By this point we were walking up Broadway toward Thirtieth Street where I lived with five other male friends in a chaotic but amusing bear’s den of bohemian camaraderie. I hoped none of them would see me with the painted boy. The rain was beginning to freeze and the pavement was treacherous. I steered Elliott into a hat shop and bought him a newspaper boy’s cap, which he held in his hands and looked at so long that I had to order him to put it on.
The more Elliott talked the sadder I felt. His voice, which had at first been either embarrassed or hushed or suddenly strident with a whore’s hard shriek, now had wandered back into something as flat as a farmer’s fields. He was eager to tell me everything, and that I was taking notes, far from making him self-conscious, pleased him. He counted for something and his story as well. I sensed that he’d guessed his young life might make a good story but he hadn’t told it yet. There was nothing rehearsed about his tale, but if he hesitated now he didn’t pause from fear of shocking me but only because till now he’d never turned so many details into a plot. He had to convert all those separate instances and events into habits (“My Daddy would get drunk and beat me”). He had to supply motives (“He never had no way of holding his anger in”) and paradoxes (“I guess I loved him, yeah, I guess I did and still do but I don’t rightly know why”).
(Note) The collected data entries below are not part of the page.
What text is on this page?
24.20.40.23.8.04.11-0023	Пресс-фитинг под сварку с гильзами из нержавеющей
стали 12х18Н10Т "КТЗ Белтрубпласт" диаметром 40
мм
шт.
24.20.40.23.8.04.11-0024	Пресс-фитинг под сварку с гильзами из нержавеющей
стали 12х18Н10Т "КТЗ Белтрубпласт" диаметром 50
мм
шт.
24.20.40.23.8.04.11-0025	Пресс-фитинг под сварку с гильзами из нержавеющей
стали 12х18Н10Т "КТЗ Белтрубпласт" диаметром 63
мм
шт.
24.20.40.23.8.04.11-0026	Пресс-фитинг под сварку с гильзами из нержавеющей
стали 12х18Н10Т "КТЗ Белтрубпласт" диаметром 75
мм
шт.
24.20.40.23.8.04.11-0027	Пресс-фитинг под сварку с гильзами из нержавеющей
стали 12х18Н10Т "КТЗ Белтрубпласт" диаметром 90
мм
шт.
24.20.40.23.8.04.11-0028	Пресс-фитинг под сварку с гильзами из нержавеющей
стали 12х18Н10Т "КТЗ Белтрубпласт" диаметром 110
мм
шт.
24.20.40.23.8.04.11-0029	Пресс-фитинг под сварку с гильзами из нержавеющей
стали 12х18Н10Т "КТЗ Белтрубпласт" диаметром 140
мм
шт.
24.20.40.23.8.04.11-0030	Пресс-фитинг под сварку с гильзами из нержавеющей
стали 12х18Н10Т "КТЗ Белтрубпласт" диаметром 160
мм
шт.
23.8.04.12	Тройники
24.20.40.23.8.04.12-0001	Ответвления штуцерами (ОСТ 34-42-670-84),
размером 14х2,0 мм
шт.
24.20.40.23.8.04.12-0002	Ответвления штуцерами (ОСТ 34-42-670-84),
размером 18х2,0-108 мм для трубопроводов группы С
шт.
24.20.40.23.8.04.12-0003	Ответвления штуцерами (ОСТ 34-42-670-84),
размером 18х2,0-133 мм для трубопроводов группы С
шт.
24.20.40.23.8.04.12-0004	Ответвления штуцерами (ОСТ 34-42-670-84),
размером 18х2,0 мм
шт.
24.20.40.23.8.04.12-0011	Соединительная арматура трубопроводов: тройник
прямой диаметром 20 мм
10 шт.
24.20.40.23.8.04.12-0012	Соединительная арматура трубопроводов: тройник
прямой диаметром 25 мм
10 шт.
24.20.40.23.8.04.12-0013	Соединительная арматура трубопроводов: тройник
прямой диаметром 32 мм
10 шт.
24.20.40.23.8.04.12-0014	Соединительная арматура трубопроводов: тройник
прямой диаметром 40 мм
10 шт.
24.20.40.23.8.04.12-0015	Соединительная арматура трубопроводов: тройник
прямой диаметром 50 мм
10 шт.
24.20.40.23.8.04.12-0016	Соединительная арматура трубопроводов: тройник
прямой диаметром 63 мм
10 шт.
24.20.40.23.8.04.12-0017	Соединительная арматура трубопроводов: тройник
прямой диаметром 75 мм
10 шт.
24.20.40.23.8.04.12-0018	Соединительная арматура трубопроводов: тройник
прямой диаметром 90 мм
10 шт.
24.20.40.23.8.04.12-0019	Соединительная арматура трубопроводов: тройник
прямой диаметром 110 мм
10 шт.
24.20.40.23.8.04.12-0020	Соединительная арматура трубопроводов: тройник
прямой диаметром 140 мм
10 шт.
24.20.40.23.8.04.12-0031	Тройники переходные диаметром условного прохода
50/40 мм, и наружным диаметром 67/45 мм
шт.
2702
He slipped on the ice at one point and he grabbed my arm but after another block I realized he was still clinging to me and walking as a woman would beside her man and I shook him off. As I did it I made a point of saying something especially friendly to him; I wanted him to recognize I was his friend but not his man. I felt he was a wonderful new source of information about the city and its lower depths, but I drew back with a powerful instinct toward health away from his frail, diseased frame. I couldn’t rid myself of the idea that he wasn’t just another boy but somehow a she-male, a member of the third sex, and that he’d never pitch a ball in the open field or with a lazy wave hail a friend fishing on the other shore. The whole sweet insouciance of a natural boy’s mindless summer was irrevocably lost to him.